01-07-2021, 14:20
(30-06-2021, 12:33)hibeejim21 Wrote: I'm not sure thats how a vaccines effectiveness is gauged Ritchie ?
Of course you are right about being cautious, we are going to be one great Petri dish at the moment with infections raging through the younger population. There is always the risk that a really dangerous mutation could develop. Also the risk of long covid is something that shouldn't be taken lightly.
But whilst people are not being hospitalised or dying in any great numbers people are just going to go for some kind of normality again, and I doubt there is much the politicians can do to stop them now.
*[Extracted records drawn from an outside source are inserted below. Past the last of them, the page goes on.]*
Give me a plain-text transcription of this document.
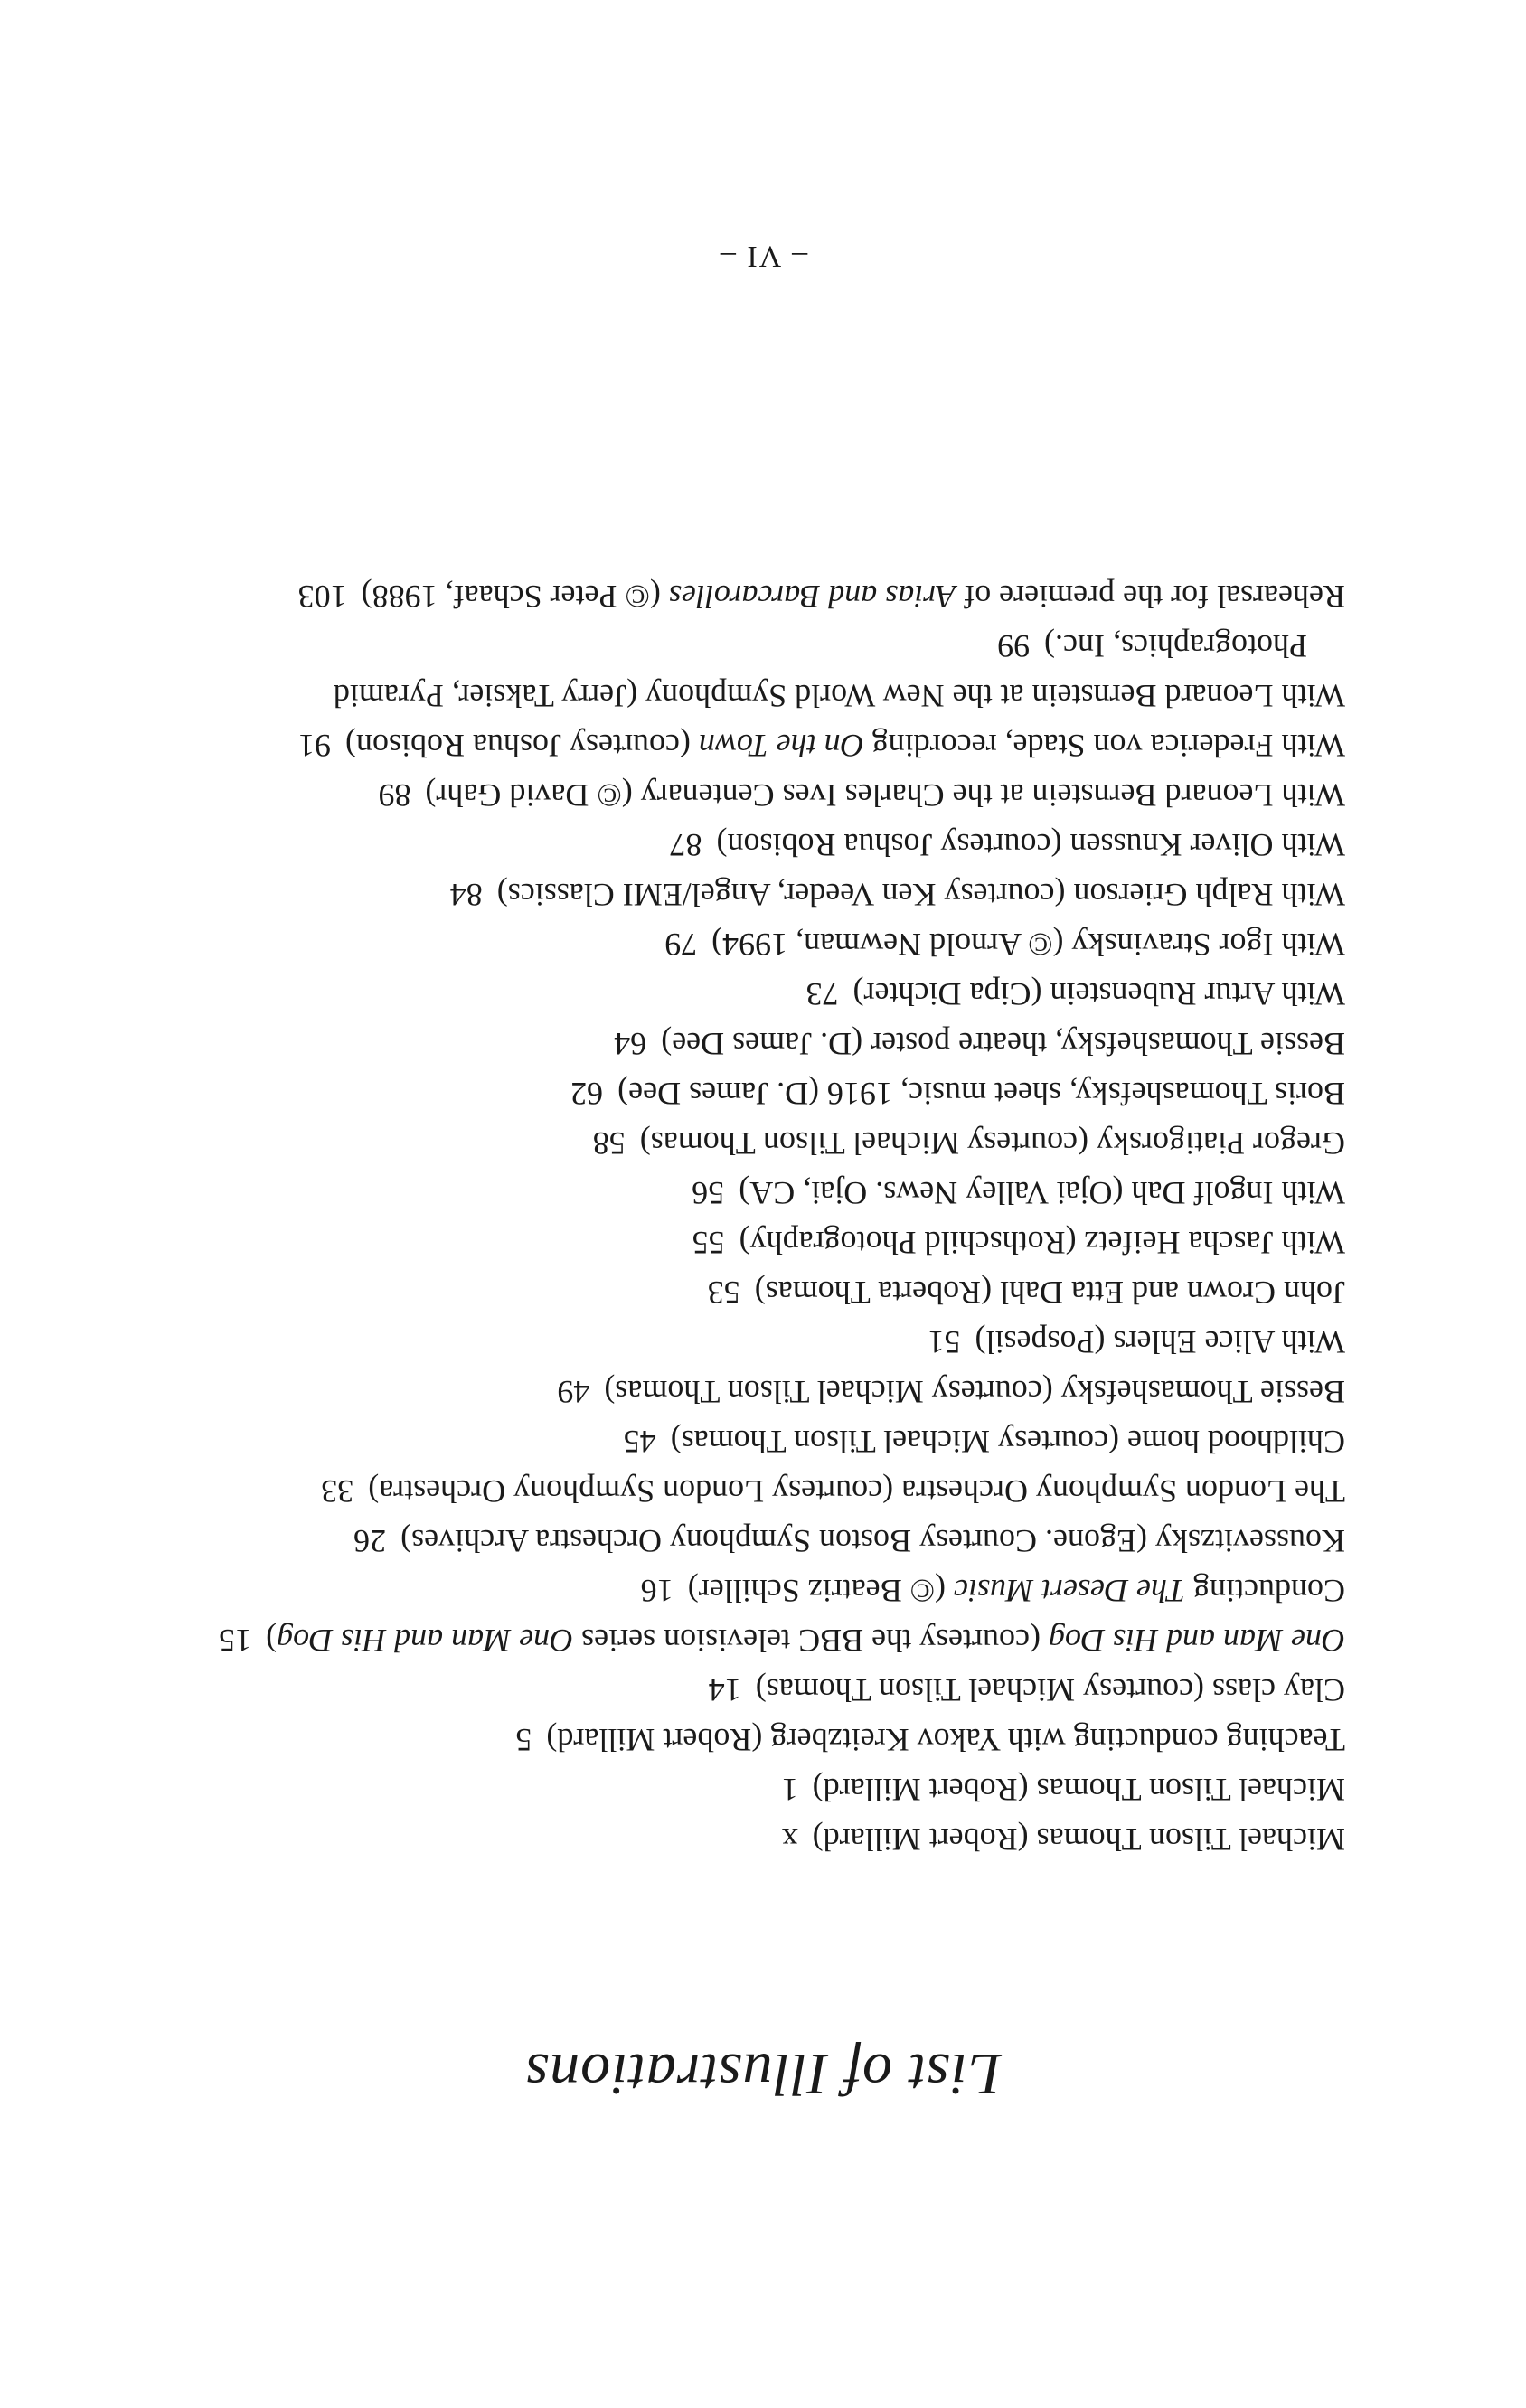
List of Illustrations
Michael Tilson Thomas (Robert Millard)x
Michael Tilson Thomas (Robert Millard)1
Teaching conducting with Yakov Kreitzberg (Robert Millard)5
Clay class (courtesy Michael Tilson Thomas)14
One Man and His Dog (courtesy the BBC television series One Man and His Dog)15
Conducting The Desert Music (© Beatriz Schiller)16
Koussevitzsky (Egone. Courtesy Boston Symphony Orchestra Archives)26
The London Symphony Orchestra (courtesy London Symphony Orchestra)33
Childhood home (courtesy Michael Tilson Thomas)45
Bessie Thomashefsky (courtesy Michael Tilson Thomas)49
With Alice Ehlers (Pospesil)51
John Crown and Etta Dahl (Roberta Thomas)53
With Jascha Heifetz (Rothschild Photography)55
With Ingolf Dah (Ojai Valley News. Ojai, CA)56
Gregor Piatigorsky (courtesy Michael Tilson Thomas)58
Boris Thomashefsky, sheet music, 1916 (D. James Dee)62
Bessie Thomashefsky, theatre poster (D. James Dee)64
With Artur Rubenstein (Cipa Dichter)73
With Igor Stravinsky (© Arnold Newman, 1994)79
With Ralph Grierson (courtesy Ken Veeder, Angel/EMI Classics)84
With Oliver Knussen (courtesy Joshua Robison)87
With Leonard Bernstein at the Charles Ives Centenary (© David Gahr)89
With Frederica von Stade, recording On the Town (courtesy Joshua Robison)91
With Leonard Bernstein at the New World Symphony (Jerry Taksier, Pyramid Photographics, Inc.)99
Rehearsal for the premiere of Arias and Barcarolles (© Peter Schaaf, 1988)103
– VI –
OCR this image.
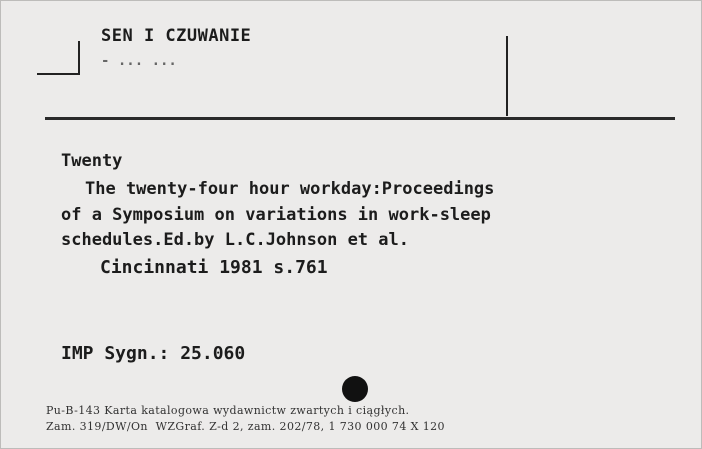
SEN I CZUWANIE
- ... ...
Twenty
The twenty-four hour workday:Proceedings
of a Symposium on variations in work-sleep
schedules.Ed.by L.C.Johnson et al.
Cincinnati 1981 s.761
IMP Sygn.: 25.060
Pu-B-143 Karta katalogowa wydawnictw zwartych i ciągłych.
Zam. 319/DW/On  WZGraf. Z-d 2, zam. 202/78, 1 730 000 74 X 120
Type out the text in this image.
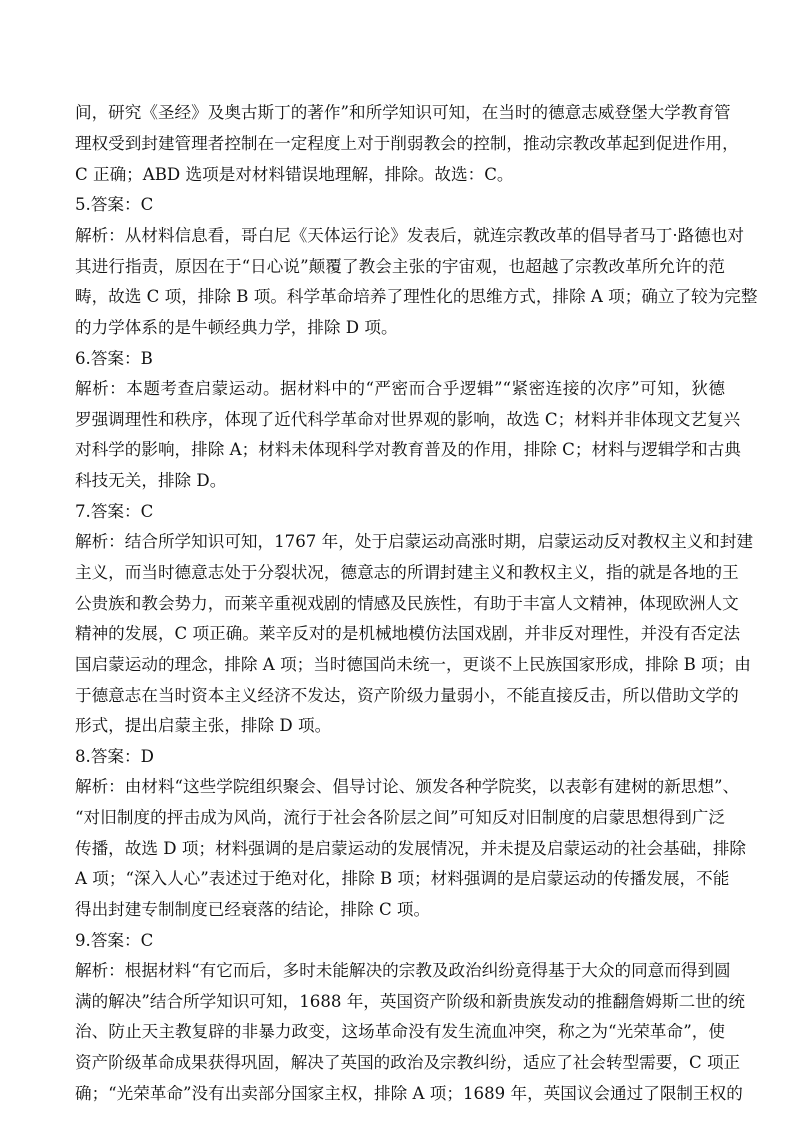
间，研究《圣经》及奥古斯丁的著作”和所学知识可知，在当时的德意志威登堡大学教育管
理权受到封建管理者控制在一定程度上对于削弱教会的控制，推动宗教改革起到促进作用，
C 正确；ABD 选项是对材料错误地理解，排除。故选：C。
5.答案：C
解析：从材料信息看，哥白尼《天体运行论》发表后，就连宗教改革的倡导者马丁·路德也对
其进行指责，原因在于“日心说”颠覆了教会主张的宇宙观，也超越了宗教改革所允许的范
畴，故选 C 项，排除 B 项。科学革命培养了理性化的思维方式，排除 A 项；确立了较为完整
的力学体系的是牛顿经典力学，排除 D 项。
6.答案：B
解析：本题考查启蒙运动。据材料中的“严密而合乎逻辑”“紧密连接的次序”可知，狄德
罗强调理性和秩序，体现了近代科学革命对世界观的影响，故选 C；材料并非体现文艺复兴
对科学的影响，排除 A；材料未体现科学对教育普及的作用，排除 C；材料与逻辑学和古典
科技无关，排除 D。
7.答案：C
解析：结合所学知识可知，1767 年，处于启蒙运动高涨时期，启蒙运动反对教权主义和封建
主义，而当时德意志处于分裂状况，德意志的所谓封建主义和教权主义，指的就是各地的王
公贵族和教会势力，而莱辛重视戏剧的情感及民族性，有助于丰富人文精神，体现欧洲人文
精神的发展，C 项正确。莱辛反对的是机械地模仿法国戏剧，并非反对理性，并没有否定法
国启蒙运动的理念，排除 A 项；当时德国尚未统一，更谈不上民族国家形成，排除 B 项；由
于德意志在当时资本主义经济不发达，资产阶级力量弱小，不能直接反击，所以借助文学的
形式，提出启蒙主张，排除 D 项。
8.答案：D
解析：由材料“这些学院组织聚会、倡导讨论、颁发各种学院奖，以表彰有建树的新思想”、
“对旧制度的抨击成为风尚，流行于社会各阶层之间”可知反对旧制度的启蒙思想得到广泛
传播，故选 D 项；材料强调的是启蒙运动的发展情况，并未提及启蒙运动的社会基础，排除
A 项；“深入人心”表述过于绝对化，排除 B 项；材料强调的是启蒙运动的传播发展，不能
得出封建专制制度已经衰落的结论，排除 C 项。
9.答案：C
解析：根据材料“有它而后，多时未能解决的宗教及政治纠纷竟得基于大众的同意而得到圆
满的解决”结合所学知识可知，1688 年，英国资产阶级和新贵族发动的推翻詹姆斯二世的统
治、防止天主教复辟的非暴力政变，这场革命没有发生流血冲突，称之为“光荣革命”，使
资产阶级革命成果获得巩固，解决了英国的政治及宗教纠纷，适应了社会转型需要，C 项正
确；“光荣革命”没有出卖部分国家主权，排除 A 项；1689 年，英国议会通过了限制王权的
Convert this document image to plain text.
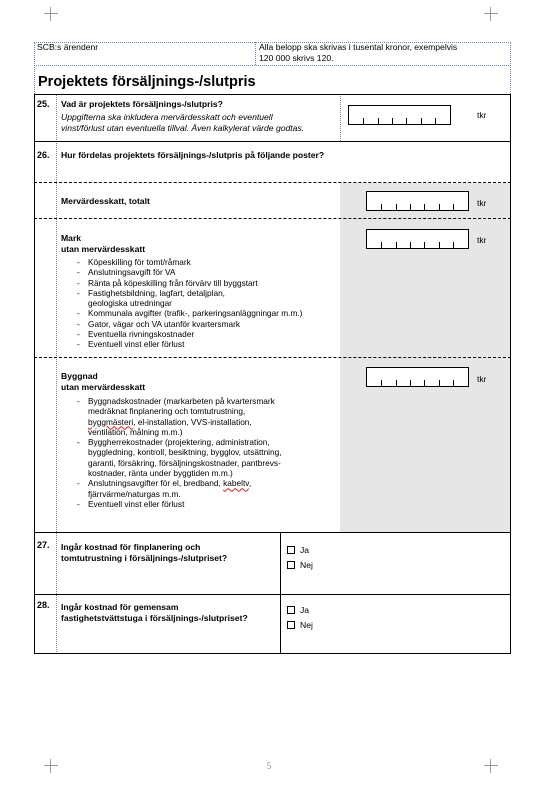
SCB:s ärendenr	Alla belopp ska skrivas i tusental kronor, exempelvis
120 000 skrivs 120.
Projektets försäljnings-/slutpris
25. Vad är projektets försäljnings-/slutpris?
Uppgifterna ska inkludera mervärdesskatt och eventuell
vinst/förlust utan eventuella tillval. Även kalkylerat värde godtas.
tkr
26. Hur fördelas projektets försäljnings-/slutpris på följande poster?
Mervärdesskatt, totalt	tkr
Mark
utan mervärdesskatt
tkr
- Köpeskilling för tomt/råmark
- Anslutningsavgift för VA
- Ränta på köpeskilling från förvärv till byggstart
- Fastighetsbildning, lagfart, detaljplan,
geologiska utredningar
- Kommunala avgifter (trafik-, parkeringsanläggningar m.m.)
- Gator, vägar och VA utanför kvartersmark
- Eventuella rivningskostnader
- Eventuell vinst eller förlust
Byggnad
utan mervärdesskatt
tkr
- Byggnadskostnader (markarbeten på kvartersmark
medräknat finplanering och tomtutrustning,
byggmästeri, el-installation, VVS-installation,
ventilation, målning m.m.)
- Byggherrekostnader (projektering, administration,
byggledning, kontroll, besiktning, bygglov, utsättning,
garanti, försäkring, försäljningskostnader, pantbrevs-
kostnader, ränta under byggtiden m.m.)
- Anslutningsavgifter för el, bredband, kabeltv,
fjärrvärme/naturgas m.m.
- Eventuell vinst eller förlust
27. Ingår kostnad för finplanering och
tomtutrustning i försäljnings-/slutpriset?
Ja
Nej
28. Ingår kostnad för gemensam
fastighetstvättstuga i försäljnings-/slutpriset?
Ja
Nej
5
I'm not sure how else you can realistically guage it, jim, but I'm open to being educated/corrected. I suppose the case of Andrew Marr, who caught Covid after being double vaccinated, is the most high-profile example.
The other statistic I often quote is that even using the latest worrying figures, less than 1% of the population has tested positive. Allowing for an assumed understatement of 10 times for those not tested, at least 90% are free from Covid, so should be able to go about their business safely.
The elephant in the room is that too many who should be self-isolating are not. I could quote many examples in my rural environment and I can only imagine it is probably worse in towns and cities. As you infer, I think we are too far down the road of relaxing restrictions to have any hope of having any control over the spread of the virus.